Based on data from animal reproduction studies, in utero exposure to opicapone may cause fetal harm. Opicapone is used in combination with levodopa/carbidopa. Also refer to the Levodopa/Carbidopa monographs for additional information.
It is not known if opicapone is present in breast milk.
According to the manufacturer, the decision to breastfeed during therapy should consider the risk of infant exposure, the benefits of breastfeeding to the infant, and the benefits of treatment to the mother. Opicapone is used in combination with levodopa/carbidopa. Also refer to the Levodopa/Carbidopa monographs for additional information.
Liver and renal function tests (baseline and as clinically indicated); BP (baseline and as clinically indicated); mental alertness, daytime somnolence, preexisting sleep disorder.
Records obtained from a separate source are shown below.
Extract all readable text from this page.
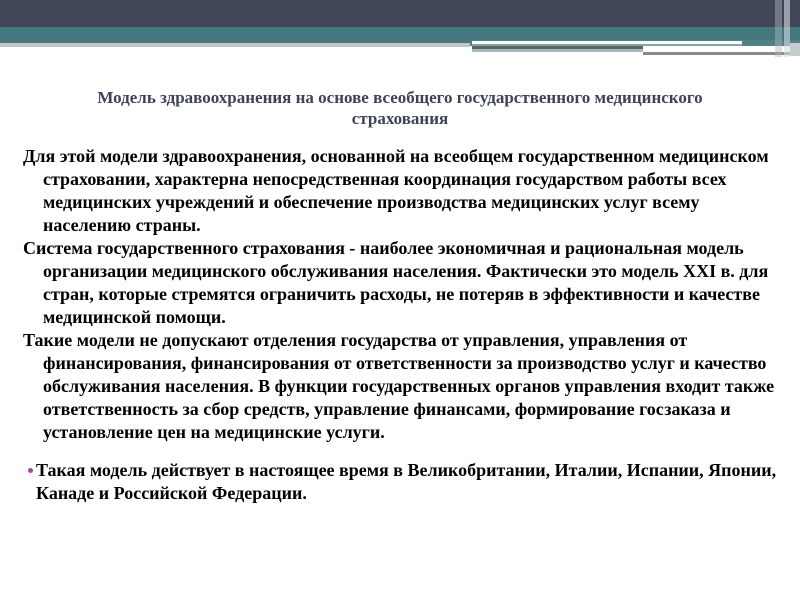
Модель здравоохранения на основе всеобщего государственного медицинского страхования

Для этой модели здравоохранения, основанной на всеобщем государственном медицинском страховании, характерна непосредственная координация государством работы всех медицинских учреждений и обеспечение производства медицинских услуг всему населению страны.

Система государственного страхования - наиболее экономичная и рациональная модель организации медицинского обслуживания населения. Фактически это модель XXI в. для стран, которые стремятся ограничить расходы, не потеряв в эффективности и качестве медицинской помощи.

Такие модели не допускают отделения государства от управления, управления от финансирования, финансирования от ответственности за производство услуг и качество обслуживания населения. В функции государственных органов управления входит также ответственность за сбор средств, управление финансами, формирование госзаказа и установление цен на медицинские услуги.

Такая модель действует в настоящее время в Великобритании, Италии, Испании, Японии, Канаде и Российской Федерации.
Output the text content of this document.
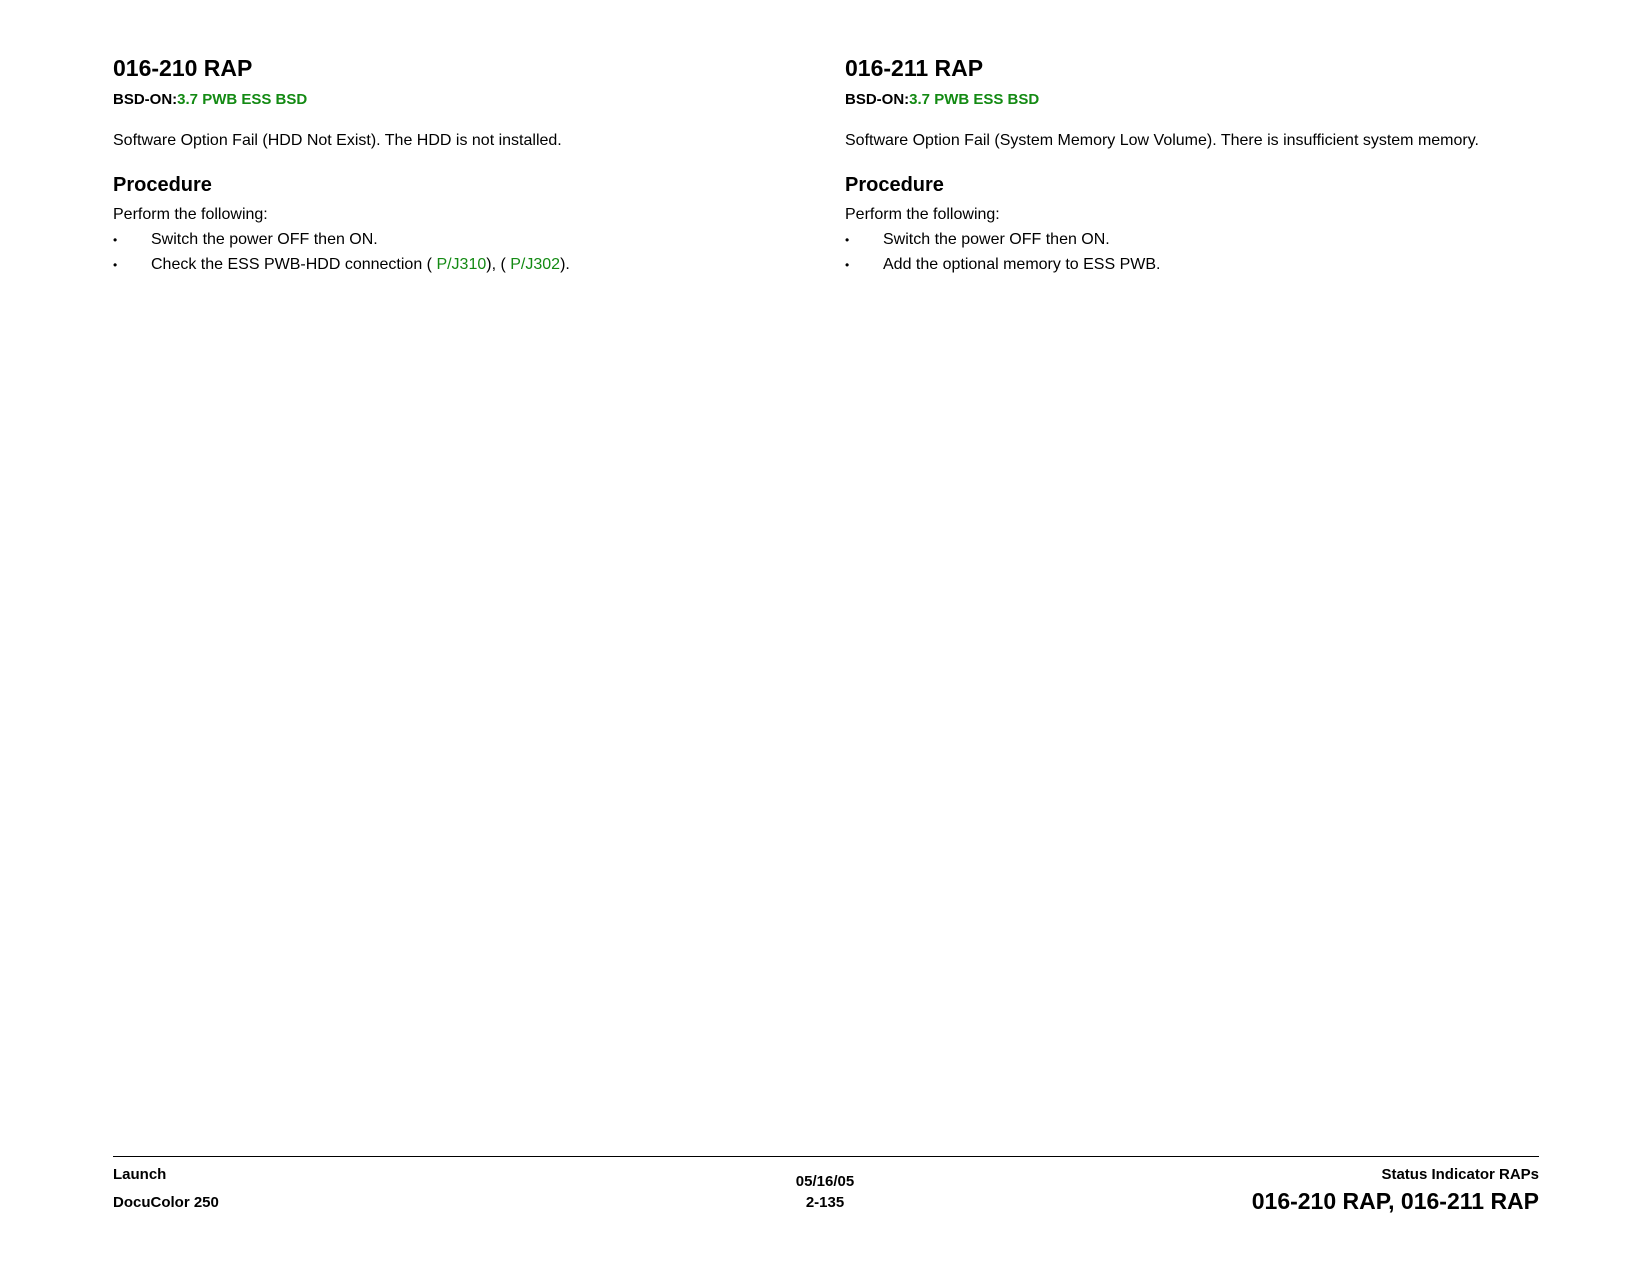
016-210 RAP

BSD-ON:3.7 PWB ESS BSD

Software Option Fail (HDD Not Exist). The HDD is not installed.

Procedure

Perform the following:

• Switch the power OFF then ON.
• Check the ESS PWB-HDD connection ( P/J310), ( P/J302).
016-211 RAP

BSD-ON:3.7 PWB ESS BSD

Software Option Fail (System Memory Low Volume). There is insufficient system memory.

Procedure

Perform the following:

• Switch the power OFF then ON.
• Add the optional memory to ESS PWB.
Launch
DocuColor 250
05/16/05
2-135
Status Indicator RAPs
016-210 RAP, 016-211 RAP
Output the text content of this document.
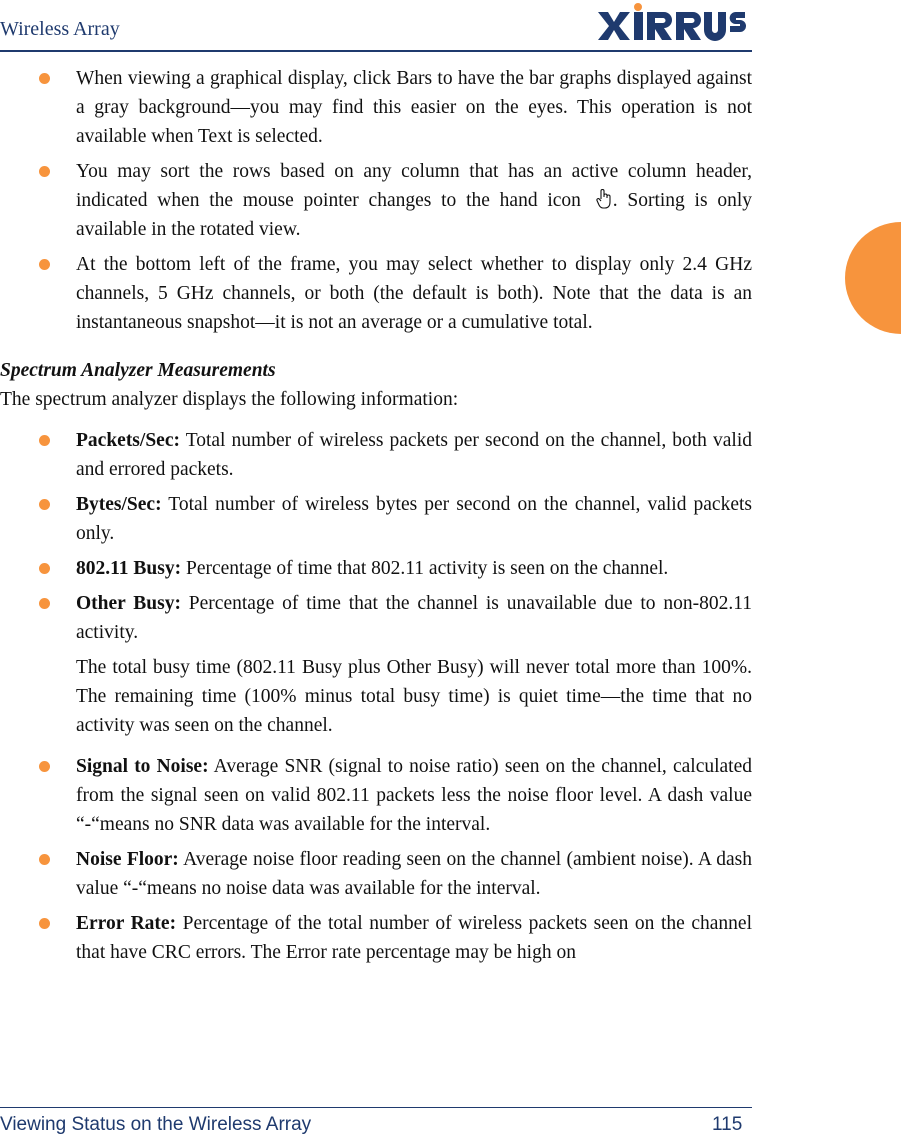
Wireless Array
When viewing a graphical display, click Bars to have the bar graphs displayed against a gray background—you may find this easier on the eyes. This operation is not available when Text is selected.
You may sort the rows based on any column that has an active column header, indicated when the mouse pointer changes to the hand icon . Sorting is only available in the rotated view.
At the bottom left of the frame, you may select whether to display only 2.4 GHz channels, 5 GHz channels, or both (the default is both). Note that the data is an instantaneous snapshot—it is not an average or a cumulative total.
Spectrum Analyzer Measurements
The spectrum analyzer displays the following information:
Packets/Sec: Total number of wireless packets per second on the channel, both valid and errored packets.
Bytes/Sec: Total number of wireless bytes per second on the channel, valid packets only.
802.11 Busy: Percentage of time that 802.11 activity is seen on the channel.
Other Busy: Percentage of time that the channel is unavailable due to non-802.11 activity.
The total busy time (802.11 Busy plus Other Busy) will never total more than 100%. The remaining time (100% minus total busy time) is quiet time—the time that no activity was seen on the channel.
Signal to Noise: Average SNR (signal to noise ratio) seen on the channel, calculated from the signal seen on valid 802.11 packets less the noise floor level. A dash value “-“means no SNR data was available for the interval.
Noise Floor: Average noise floor reading seen on the channel (ambient noise). A dash value “-“means no noise data was available for the interval.
Error Rate: Percentage of the total number of wireless packets seen on the channel that have CRC errors. The Error rate percentage may be high on
Viewing Status on the Wireless Array	115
Opicapone is a reversible and selective inhibitor of catechol-O-methyltransferase (COMT); COMT is the major degradation pathway for levodopa. When opicapone is taken with levodopa, the pharmacokinetics are altered, resulting in more sustained levodopa serum levels compared to levodopa taken alone. The resulting levels of levodopa provide for increased concentrations available for absorption across the blood-brain barrier, thereby providing for increased CNS levels of dopamine, the active metabolite of levodopa.
Absorption: With a moderate-fat/moderate-calorie meal, the mean Cmax decreased 62%, AUC decreased 31%, and the Tmax was delayed by 4 hours.
Protein binding: >99%.
Metabolism: Via sulphation (primarily), glucuronidation, methylation, reduction, and glutathione concentration.
Half-life elimination: 1 to 2 hours.
Time to peak: 2 hours (range: 1 to 4 hours).
Excretion: Feces: ~70% (22% as unchanged drug); expired air: 20%; urine: 5% (<1% as unchanged drug).
Hepatic function impairment: AUC increased by 35% in mild impairment (Child-Pugh class A) and 84% in moderate impairment (Child-Pugh class B).